Abgeschlossene Projekte

Alte Schulbücher aus der DDR mit einem Wecker, der fünf vor zwölf anzeigt

Europa im Klassenzimmer

Projekt im Rahmen der TUCculture 2025

Leitung: Prof.in Dr. Ulrike Deppe

Wissenschaftliche Hilfskraft: Heidi Hupfer


Mit dem Projekt werden Europabezüge vor und nach der Wiedervereinigung Deutschlands und dem 'Fall des Eisernen Vorhangs' in Schulbüchern und Lernmaterialien der DDR und des Landes Sachsen, die insbesondere in den Bibliotheken und Archiven in Chemnitz vorliegen, beleuchtet. Damit werden die Art und Weise der Thematisierung Europas, aber auch die regional-europäischen Verortungen sowie Welt- und Menschenbilder herausgearbeitet und sichtbar gemacht. Im Rahmen des Projekts werden mit Studierenden Lehrbücher der Fächer Geschichts- und Sozialkunde (in der DDR Staatsbürgerkunde) kurz vor und nach der Wiedervereinigung der 9. und 10. Klassen recherchiert, katalogisiert und analysiert.

Schaukasten | TUCculture2025 | TU Chemnitz (tu-chemnitz.de)

Bericht zu Workshop I

Am Mittwoch, den 13. November 2024 und am Donnerstag, den 14. November 2024, fand der erste Workshop im TUCculture2025-Projekt „Europa im Klassenzimmer“ statt.

Zu Gast war Frau Dr. Simona Szakács-Behling von der Helmut-Schmidt-Universität Hamburg, die im Rahmen der Comparative Textbook Research zu Bildungsmedien und insbesondere zu Schulbüchern forscht. Den Workshop begleitete sie durch Vorträge und Impulse zu ihrer Forschung und durch die Beratung der Studierenden in ihrem eigenen Forschungsprozess, da „Europa im Klassenzimmer“ als Lehr-Forschungsprojekt das Studienprojekt der Allgemeinen Erziehungswissenschaft für Bachelor-Pädagogik-Studierende im 5. Semester rahmt.

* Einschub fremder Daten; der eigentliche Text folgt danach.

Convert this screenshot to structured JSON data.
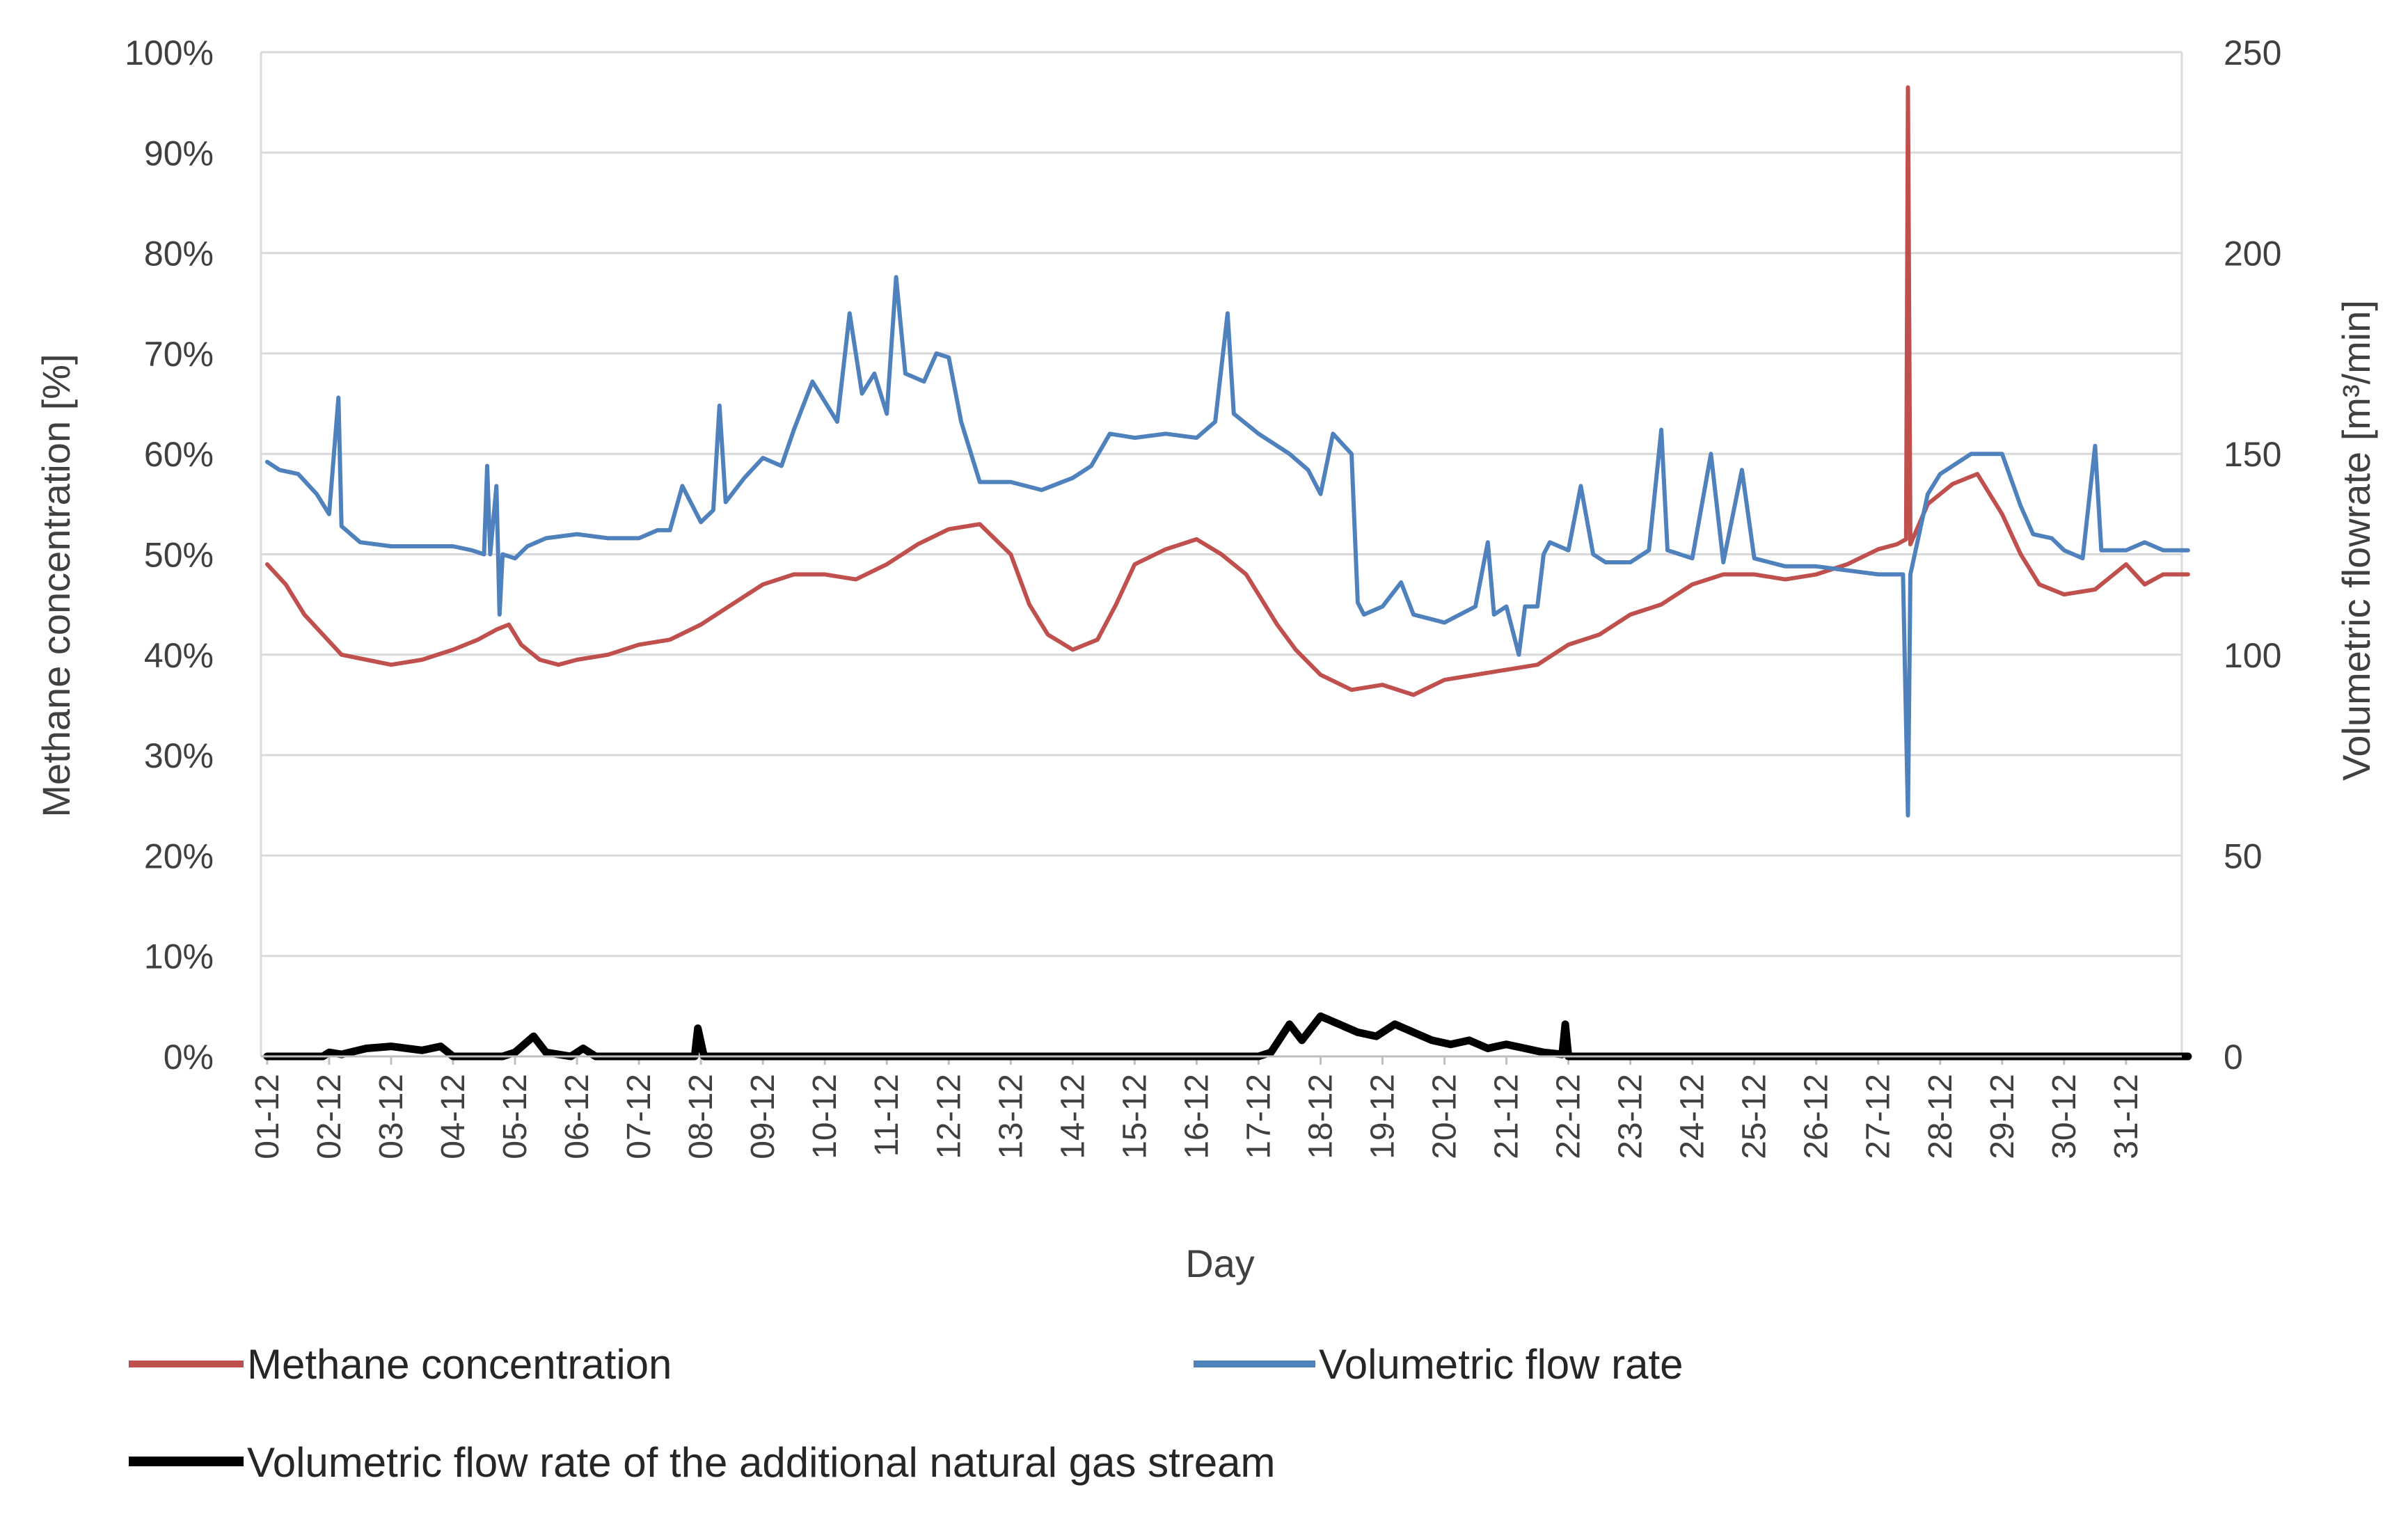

Während des Workshops wählten die Studierenden Material aus einem Corpus von Schulbüchern der Klassen 9 und 10 aus der (Post-)Wendezeit der Schulfächer Geschichte und Staatsbürger- bzw. Gesellschaftskunde aus, die zu jener Zeit in Sachsen verwendet bzw. nach 1992 zugelassen worden sind. Sie entwickelten eigene Fragestellungen und interpretierten dabei ihr Material unter Anleitung von Frau Prof.in Dr. Deppe und Frau Dr. Simona Szakács-Behling an. Dabei gewannen sie zum einen erste Eindrücke darüber, wie unterschiedlich und mit welchen Stilmitteln Europa in dieser Zeit in den Schulbüchern der DDR und der BRD verhandelt wurde und welche Rolle zum anderen die eigene Standortgebundenheit bei der sachlichen Analyse von Schulbuchtexten spielt. Der Schwerpunkt der Analyse differenziert sich über die Gruppen hinweg durch die vielfältige Materialauswahl. So werden u.a. die Darstellung von West- und Osteuropa, die jeweiligen Beziehungen zum zweigeteilten Deutschland, Begebenheiten aus dem zweiten Weltkrieg und dem Kalten Krieg, Menschenrechte … durch synchrone, aber auch diachrone Vergleiche in den Blick genommen. Während des Workshops entstanden neben den unterschiedlichen Themen und Forschungsstrategien auch verschiedene Analysemodi in Abhängigkeit der Analyseeinheit. Das heißt, dass sowohl Schulbuchtexte, als auch Aufgabenstellungen, Originalzitate- und Quellen, geographische Karten, Bilder und Narrative text-, diskurs-, bildbezogen oder multimodal weiter analysiert werden.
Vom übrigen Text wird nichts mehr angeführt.